Tuesday, March 22, 2005
Here, John Udell takes a look at one wikipedia entry from its very beginning over a span of a year and a half. The website follows the screenshots of the entry of Heavy Metal Umlaut. I just can't get over how interesting it is. I think I have watched the presentation three times. I am not interested in Heavy Metal at all, but I have seen This is Spinal Tap, so there is that.
But my real interest is in how this teaches me things about wikipedia and how this will affect my future in education. These are my very jumbled thoughts.
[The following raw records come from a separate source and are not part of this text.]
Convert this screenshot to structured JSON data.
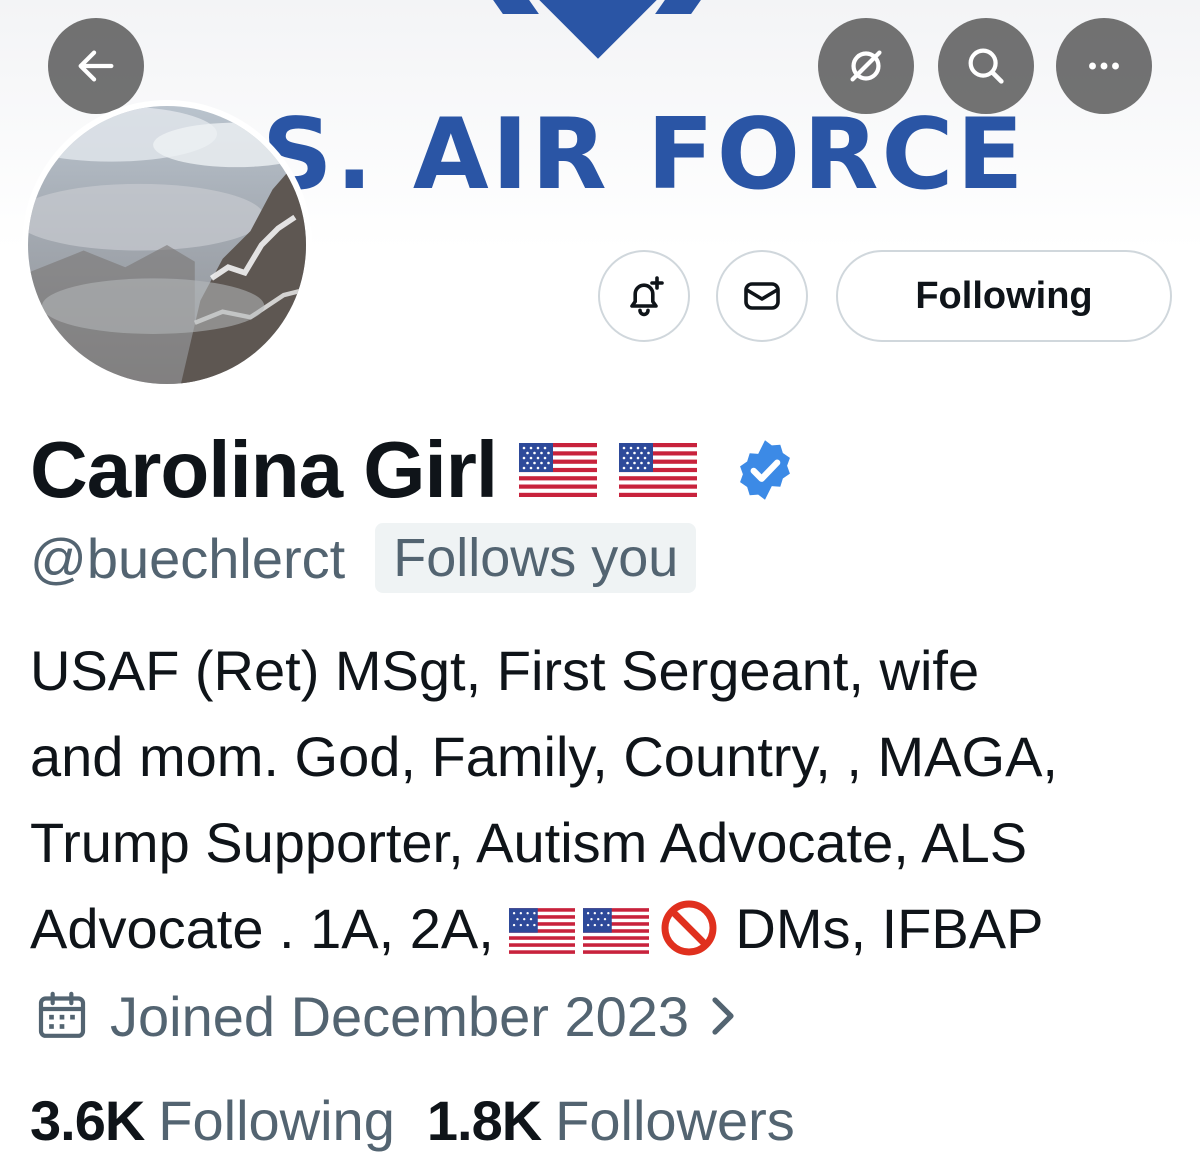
{
  "banner": {
    "text": "S. AIR FORCE"
  },
  "top_bar": {
    "back_icon": "arrow-left-icon",
    "grok_icon": "grok-icon",
    "search_icon": "search-icon",
    "more_icon": "more-icon"
  },
  "actions": {
    "notify_icon": "bell-plus-icon",
    "message_icon": "envelope-icon",
    "following_label": "Following"
  },
  "profile": {
    "display_name": "Carolina Girl",
    "handle": "@buechlerct",
    "follows_you": "Follows you",
    "verified_color": "#3c8ae6",
    "bio_lines": [
      "USAF (Ret) MSgt, First Sergeant, wife",
      "and mom. God, Family, Country, , MAGA,",
      "Trump Supporter, Autism Advocate, ALS",
      "Advocate . 1A, 2A,",
      "DMs, IFBAP"
    ],
    "joined": "Joined December 2023"
  },
  "stats": {
    "following_count": "3.6K",
    "following_label": "Following",
    "followers_count": "1.8K",
    "followers_label": "Followers"
  },
  "colors": {
    "text_primary": "#0f1419",
    "text_secondary": "#536471",
    "banner_blue": "#2a55a5",
    "overlay_button": "#5f5f5f"
  }
}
- I was in the library a few weeks ago when an English teacher came in with her students and asked the librarian what she thought about Wikipedia. Her students were working on a research paper and some of them wanted to cite Wikipedia. I was standing there and I couldn't help jumping in. I can't remember now if the librarian was even familiar with what Wikipedia was, how much she knew, or if she had just heard nasty rumors and was following them. But anyway, the teacher and librarian were both against the students citing wikipedia. Which I can understand. First of all it is new. People are scared of it. "Did you know that anyone can change the information!" ooooh. And secondly, teachers have a hard enough time getting students to use paper books, journals, and databases that they now feel frustration with another thing that seems to have all of the answers. Third, some people say that you don't know if it is factual, it is not reliable. So even when I said to the teacher and librarian that wikipedia has so much potential, I could understand why they resist.
- But I know the counterarguments: Sure it is new. Many things are new. Get over it.
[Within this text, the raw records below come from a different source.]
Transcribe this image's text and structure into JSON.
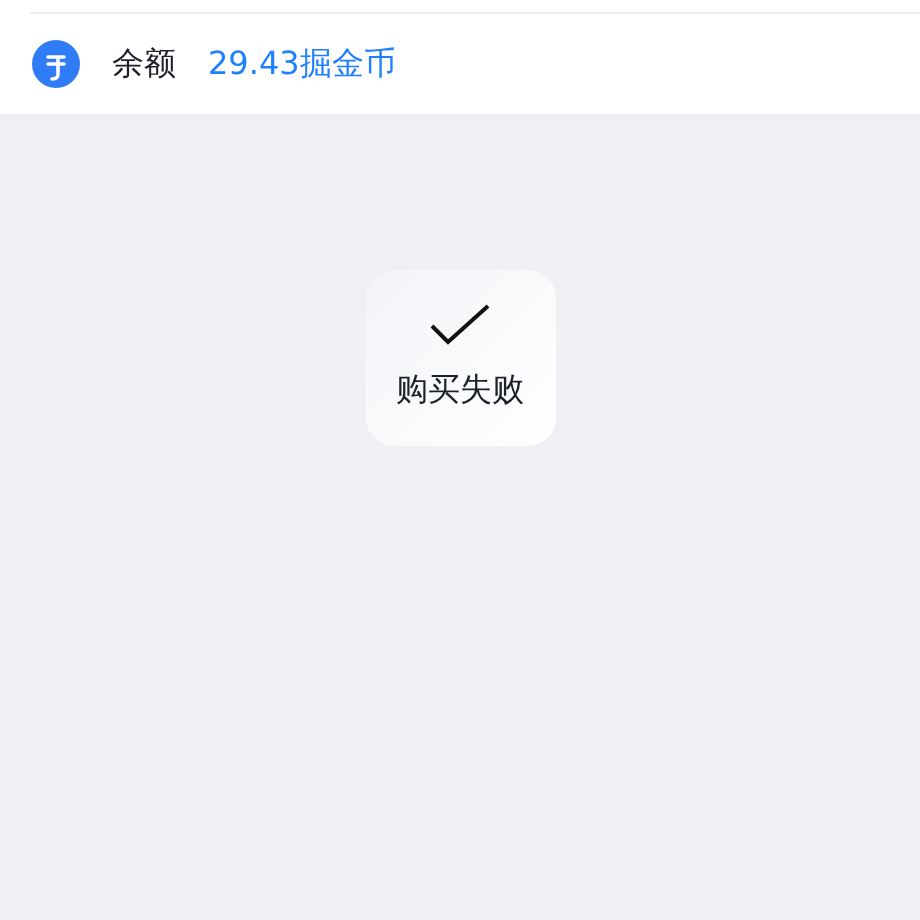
{
  "balance": {
    "label": "余额",
    "value": "29.43掘金币"
  },
  "toast": {
    "message": "购买失败"
  }
}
- Yes it is a new form of writing. But that's what makes it so exciting.
- Factual/reliable/tested argument: I could argue that this is even more tested then some books out there. If something is in paper form, we regard it as something that has been researched or proven. The thing is, these wikipedia entries COULD BE monitored and revised by those same people who are writing those books. The experts have the ability to write what they know and correct any thing that is wrong. If they get involved, that is.
- I am not in the classroom yet. All I know comes from my library courses, my teacher certification courses, and what I see when I am at my library internship or subbing and what I read on the internet. So I don't really know if what I would do if my students were charged with researching and wanted to use the wikipedia. My options
- Saying yes or no (with no strings, explanations, or complaints)
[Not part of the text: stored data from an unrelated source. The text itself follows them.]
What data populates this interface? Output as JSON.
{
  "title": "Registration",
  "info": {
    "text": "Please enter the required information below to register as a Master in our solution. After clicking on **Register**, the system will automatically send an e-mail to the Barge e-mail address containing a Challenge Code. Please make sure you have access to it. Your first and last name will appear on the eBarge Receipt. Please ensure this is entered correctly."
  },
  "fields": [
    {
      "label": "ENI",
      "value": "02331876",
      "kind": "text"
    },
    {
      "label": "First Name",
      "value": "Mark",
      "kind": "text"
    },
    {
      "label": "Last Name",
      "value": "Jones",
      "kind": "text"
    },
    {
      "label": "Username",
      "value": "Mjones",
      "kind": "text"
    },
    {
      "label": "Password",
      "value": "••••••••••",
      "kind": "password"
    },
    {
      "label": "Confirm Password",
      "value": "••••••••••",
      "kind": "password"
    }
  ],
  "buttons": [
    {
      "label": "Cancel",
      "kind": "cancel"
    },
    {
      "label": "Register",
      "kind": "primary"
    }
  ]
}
- Teaching them how to judge for themselves if what they read makes sense according to other places they have found information. (ha. Is this possible?)
- Making them back up their facts with another source. (Is this fair?)
- Making them print out the wikipedia page from which they get their info. This seems to make sense, because even if the information is correct, there is the possibility that it will change on the website. Of course, maybe they could just note their time of access so the history page would show what they accessed. Oh! Need a new citation format for wikipedia entries.
- Treating the students like guinea pigs to show how factual wikipedia is. Have students pair up and choose a subject to research. One student must use only wikipedia, while the other student can use anything but wikipedia. Then the students read each other's papers, compare what they found, and write a paper about that.
- The fascinating thing about watching this website was how it showed how fast vandal's profanity was taken off of the website. About 6 minutes into the video, Udell looks at a period of time when a vandal filled the article with a repetition of vulgar words. One minute later the words were removed. This addition and removal occurred a few times over the next few minutes. Then Udell remarked how he thought maybe the vandal was removing the comments himself. How else could the comments go away so fast? But after looking at the history log, it was proven that these were two different people. So perhaps some certain words or huge revisions raise flags for someone somewhere who can then go in and delete?I don't know this but maybe it is a possibility.
- these articles are monitored and read and changed. Over time, the best explanations and articles are formed. But what about that one second in time where there are facts that are indeed incorrect? How often does this happen and how quickly are they changed? Does this happen more at the beginning of an article's lifespan or all through time? All questions that are interesting but I do not know.